Although the majority of febrile neutropenic episodes are thought to result from a bacterial infection, it is difficult to determine the cause of febrile neutropenia because of the relatively poor diagnostic performance of the blood cultures [43]. In a study carried out by Viscoli et al., The frequency of bacteremia in febrile neutropenia was detected to be 29% [44]. In the literature, there are also the studies showing high PCT and CRP levels in the patients with positive blood cultures [45-47]. In our study, PCT and CRP values were found to be high in the patients with positive culture results, which is similar to the data in the literature. There was no significant relationship between thiol/disulphide homeostasis parameters and culture results.
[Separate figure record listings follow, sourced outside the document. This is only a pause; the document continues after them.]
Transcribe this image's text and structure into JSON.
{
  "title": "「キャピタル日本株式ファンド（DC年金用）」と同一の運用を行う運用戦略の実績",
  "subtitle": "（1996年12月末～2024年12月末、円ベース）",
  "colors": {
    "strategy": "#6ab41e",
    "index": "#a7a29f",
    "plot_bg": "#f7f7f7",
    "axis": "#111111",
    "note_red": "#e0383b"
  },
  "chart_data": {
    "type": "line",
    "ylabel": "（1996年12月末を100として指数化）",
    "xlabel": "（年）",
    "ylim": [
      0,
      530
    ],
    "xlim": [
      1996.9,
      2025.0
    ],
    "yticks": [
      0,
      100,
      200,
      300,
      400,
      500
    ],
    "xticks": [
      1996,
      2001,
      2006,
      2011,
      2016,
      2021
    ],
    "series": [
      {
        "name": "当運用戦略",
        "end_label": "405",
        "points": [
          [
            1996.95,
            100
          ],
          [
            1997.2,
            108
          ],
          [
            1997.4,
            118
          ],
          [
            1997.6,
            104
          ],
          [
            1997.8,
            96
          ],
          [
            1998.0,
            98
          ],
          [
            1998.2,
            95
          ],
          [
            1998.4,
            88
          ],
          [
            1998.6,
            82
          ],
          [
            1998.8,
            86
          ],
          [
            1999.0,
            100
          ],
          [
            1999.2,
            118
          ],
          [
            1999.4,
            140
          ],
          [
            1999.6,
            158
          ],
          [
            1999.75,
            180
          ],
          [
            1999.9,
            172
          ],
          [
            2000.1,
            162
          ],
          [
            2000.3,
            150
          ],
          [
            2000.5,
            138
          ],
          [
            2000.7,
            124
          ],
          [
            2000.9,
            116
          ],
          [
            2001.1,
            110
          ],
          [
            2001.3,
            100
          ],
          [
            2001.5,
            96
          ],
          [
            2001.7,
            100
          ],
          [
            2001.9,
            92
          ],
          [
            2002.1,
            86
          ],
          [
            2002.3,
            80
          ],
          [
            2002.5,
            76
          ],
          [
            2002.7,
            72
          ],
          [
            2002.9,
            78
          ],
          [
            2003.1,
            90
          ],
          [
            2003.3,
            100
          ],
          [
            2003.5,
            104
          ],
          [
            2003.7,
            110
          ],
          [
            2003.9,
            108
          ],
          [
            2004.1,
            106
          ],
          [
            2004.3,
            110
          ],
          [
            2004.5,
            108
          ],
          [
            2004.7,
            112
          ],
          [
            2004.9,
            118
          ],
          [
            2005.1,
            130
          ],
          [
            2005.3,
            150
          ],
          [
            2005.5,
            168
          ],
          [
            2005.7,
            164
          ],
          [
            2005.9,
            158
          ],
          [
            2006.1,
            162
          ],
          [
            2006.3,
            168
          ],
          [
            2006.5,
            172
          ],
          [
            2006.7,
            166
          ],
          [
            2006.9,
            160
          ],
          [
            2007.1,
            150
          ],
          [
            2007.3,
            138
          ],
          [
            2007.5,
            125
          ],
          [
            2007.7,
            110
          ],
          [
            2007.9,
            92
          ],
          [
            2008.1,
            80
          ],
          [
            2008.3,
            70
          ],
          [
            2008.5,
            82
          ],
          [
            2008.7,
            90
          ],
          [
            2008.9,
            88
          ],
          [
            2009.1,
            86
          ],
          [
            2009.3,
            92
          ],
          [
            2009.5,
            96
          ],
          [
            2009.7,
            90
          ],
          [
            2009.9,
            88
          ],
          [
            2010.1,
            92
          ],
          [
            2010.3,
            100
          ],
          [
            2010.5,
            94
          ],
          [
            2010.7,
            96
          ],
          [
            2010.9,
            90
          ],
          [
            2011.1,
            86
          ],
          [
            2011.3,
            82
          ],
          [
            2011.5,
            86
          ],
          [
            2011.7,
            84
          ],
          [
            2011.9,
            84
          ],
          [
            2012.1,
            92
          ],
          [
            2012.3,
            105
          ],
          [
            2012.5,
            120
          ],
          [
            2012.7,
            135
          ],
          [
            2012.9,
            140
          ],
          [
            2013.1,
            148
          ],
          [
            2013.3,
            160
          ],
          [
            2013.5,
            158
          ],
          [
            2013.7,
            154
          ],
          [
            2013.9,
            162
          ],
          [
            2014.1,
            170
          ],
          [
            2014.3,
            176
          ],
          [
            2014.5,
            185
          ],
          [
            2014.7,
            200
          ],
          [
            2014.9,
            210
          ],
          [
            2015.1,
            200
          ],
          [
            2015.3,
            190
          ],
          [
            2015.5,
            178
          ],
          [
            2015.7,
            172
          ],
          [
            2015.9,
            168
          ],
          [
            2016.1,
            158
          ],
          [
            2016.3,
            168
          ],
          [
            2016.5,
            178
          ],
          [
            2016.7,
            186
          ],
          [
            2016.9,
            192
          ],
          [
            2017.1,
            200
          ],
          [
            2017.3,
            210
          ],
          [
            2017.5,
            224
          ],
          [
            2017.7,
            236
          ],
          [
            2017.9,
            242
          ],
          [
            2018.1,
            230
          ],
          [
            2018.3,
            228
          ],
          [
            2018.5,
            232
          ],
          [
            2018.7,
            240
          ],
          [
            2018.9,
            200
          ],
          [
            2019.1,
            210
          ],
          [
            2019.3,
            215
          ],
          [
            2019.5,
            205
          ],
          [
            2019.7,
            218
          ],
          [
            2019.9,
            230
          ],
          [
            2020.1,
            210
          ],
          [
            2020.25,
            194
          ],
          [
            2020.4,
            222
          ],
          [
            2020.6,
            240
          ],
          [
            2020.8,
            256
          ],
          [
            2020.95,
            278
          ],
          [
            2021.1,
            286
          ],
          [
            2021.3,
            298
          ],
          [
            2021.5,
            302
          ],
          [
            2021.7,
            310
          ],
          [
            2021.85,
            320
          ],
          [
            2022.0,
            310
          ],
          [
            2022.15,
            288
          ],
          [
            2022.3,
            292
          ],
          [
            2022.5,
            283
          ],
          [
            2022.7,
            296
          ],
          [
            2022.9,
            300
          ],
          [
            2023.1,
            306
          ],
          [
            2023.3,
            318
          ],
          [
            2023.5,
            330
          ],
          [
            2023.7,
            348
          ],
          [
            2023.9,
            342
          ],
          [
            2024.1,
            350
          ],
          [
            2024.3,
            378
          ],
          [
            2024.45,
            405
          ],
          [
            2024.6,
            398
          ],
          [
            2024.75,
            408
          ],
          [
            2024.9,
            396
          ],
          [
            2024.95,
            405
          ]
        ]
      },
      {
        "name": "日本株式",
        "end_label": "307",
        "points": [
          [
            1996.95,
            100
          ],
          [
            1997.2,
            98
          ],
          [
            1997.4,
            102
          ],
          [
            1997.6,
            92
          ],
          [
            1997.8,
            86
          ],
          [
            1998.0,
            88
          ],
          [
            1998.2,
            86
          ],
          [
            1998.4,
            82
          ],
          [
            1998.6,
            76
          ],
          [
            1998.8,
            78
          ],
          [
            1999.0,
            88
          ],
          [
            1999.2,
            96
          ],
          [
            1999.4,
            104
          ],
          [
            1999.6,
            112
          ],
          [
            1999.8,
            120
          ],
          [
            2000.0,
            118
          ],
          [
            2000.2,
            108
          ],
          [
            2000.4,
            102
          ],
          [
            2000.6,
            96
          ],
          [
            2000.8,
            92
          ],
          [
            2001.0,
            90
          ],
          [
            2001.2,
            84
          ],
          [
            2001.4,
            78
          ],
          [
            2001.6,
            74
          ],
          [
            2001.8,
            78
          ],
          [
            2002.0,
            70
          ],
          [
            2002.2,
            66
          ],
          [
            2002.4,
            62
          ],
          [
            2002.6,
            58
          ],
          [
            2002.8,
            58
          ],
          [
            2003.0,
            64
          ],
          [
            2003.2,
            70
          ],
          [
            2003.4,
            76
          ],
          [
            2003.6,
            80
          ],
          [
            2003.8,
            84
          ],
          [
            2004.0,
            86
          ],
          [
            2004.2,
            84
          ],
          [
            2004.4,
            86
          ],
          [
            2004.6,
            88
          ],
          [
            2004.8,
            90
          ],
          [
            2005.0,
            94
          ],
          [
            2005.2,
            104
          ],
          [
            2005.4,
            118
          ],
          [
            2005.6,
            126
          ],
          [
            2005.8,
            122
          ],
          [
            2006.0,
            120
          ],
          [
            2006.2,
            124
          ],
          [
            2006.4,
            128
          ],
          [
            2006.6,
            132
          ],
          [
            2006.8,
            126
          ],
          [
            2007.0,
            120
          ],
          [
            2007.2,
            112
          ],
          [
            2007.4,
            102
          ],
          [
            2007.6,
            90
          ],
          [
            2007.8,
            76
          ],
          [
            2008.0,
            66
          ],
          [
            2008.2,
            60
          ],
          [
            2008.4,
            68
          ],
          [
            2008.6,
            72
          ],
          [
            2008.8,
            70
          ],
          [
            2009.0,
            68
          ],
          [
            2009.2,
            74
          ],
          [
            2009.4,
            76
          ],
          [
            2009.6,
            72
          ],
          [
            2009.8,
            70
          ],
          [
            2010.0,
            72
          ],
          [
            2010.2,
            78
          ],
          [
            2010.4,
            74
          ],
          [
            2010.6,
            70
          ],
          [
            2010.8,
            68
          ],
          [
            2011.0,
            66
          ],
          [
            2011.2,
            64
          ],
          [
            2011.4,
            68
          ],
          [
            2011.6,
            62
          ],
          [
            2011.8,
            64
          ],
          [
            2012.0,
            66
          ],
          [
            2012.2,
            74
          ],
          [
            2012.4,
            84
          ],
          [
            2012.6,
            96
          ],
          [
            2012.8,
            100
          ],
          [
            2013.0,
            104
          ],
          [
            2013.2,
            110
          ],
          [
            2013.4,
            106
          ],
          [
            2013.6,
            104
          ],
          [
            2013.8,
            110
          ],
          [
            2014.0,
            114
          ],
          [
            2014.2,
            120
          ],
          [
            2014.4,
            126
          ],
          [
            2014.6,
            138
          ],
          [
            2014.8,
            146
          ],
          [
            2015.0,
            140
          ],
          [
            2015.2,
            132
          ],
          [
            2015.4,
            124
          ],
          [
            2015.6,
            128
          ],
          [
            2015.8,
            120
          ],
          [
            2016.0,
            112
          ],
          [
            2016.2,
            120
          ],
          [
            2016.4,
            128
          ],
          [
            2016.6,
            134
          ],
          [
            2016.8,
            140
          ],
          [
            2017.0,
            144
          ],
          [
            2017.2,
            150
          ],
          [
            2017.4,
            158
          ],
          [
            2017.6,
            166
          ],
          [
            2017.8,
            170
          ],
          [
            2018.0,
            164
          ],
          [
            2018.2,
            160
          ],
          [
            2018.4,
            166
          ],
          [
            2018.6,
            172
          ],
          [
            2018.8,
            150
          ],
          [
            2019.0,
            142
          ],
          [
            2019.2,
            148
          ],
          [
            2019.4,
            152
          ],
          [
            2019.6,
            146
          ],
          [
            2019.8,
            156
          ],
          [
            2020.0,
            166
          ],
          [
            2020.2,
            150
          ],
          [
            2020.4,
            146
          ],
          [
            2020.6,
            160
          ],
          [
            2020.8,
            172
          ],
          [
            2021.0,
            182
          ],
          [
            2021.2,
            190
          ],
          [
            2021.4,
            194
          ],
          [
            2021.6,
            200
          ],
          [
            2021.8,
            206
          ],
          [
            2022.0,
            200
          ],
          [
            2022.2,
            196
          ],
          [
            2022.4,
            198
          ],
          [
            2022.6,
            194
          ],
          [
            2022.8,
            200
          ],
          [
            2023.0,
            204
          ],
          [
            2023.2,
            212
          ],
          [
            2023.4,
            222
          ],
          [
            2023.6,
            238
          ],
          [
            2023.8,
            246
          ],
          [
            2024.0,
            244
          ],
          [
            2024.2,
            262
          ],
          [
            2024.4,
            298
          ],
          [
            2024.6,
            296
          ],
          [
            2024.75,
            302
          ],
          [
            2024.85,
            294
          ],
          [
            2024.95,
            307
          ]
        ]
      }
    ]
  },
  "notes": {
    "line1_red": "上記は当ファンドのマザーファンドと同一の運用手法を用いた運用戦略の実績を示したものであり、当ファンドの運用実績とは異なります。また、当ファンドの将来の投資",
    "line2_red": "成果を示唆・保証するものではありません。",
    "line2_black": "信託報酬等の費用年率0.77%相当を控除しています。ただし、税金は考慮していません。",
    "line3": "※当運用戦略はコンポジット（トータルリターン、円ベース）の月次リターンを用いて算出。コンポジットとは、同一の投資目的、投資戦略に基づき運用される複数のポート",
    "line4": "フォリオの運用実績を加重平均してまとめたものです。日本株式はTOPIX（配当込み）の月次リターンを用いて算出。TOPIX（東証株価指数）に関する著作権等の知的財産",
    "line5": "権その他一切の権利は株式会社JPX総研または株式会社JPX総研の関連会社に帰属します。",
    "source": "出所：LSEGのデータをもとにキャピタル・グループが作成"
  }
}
To the best of our knowledge our study is the first research analyzing the relationship between thiol/disulphide homeostasis parameters and PCT and CRP and the MASSC scoring system in the patients diagnosed with febrile neutropenia. We observed that thiol/disulphide homeostasis parameters are significantly different amongst different prognostic groups of febrile neutropenia and we believe that with further studies these markers may be used in the prognostic evaluation of febrile neutropenic patients presenting to the emergency department.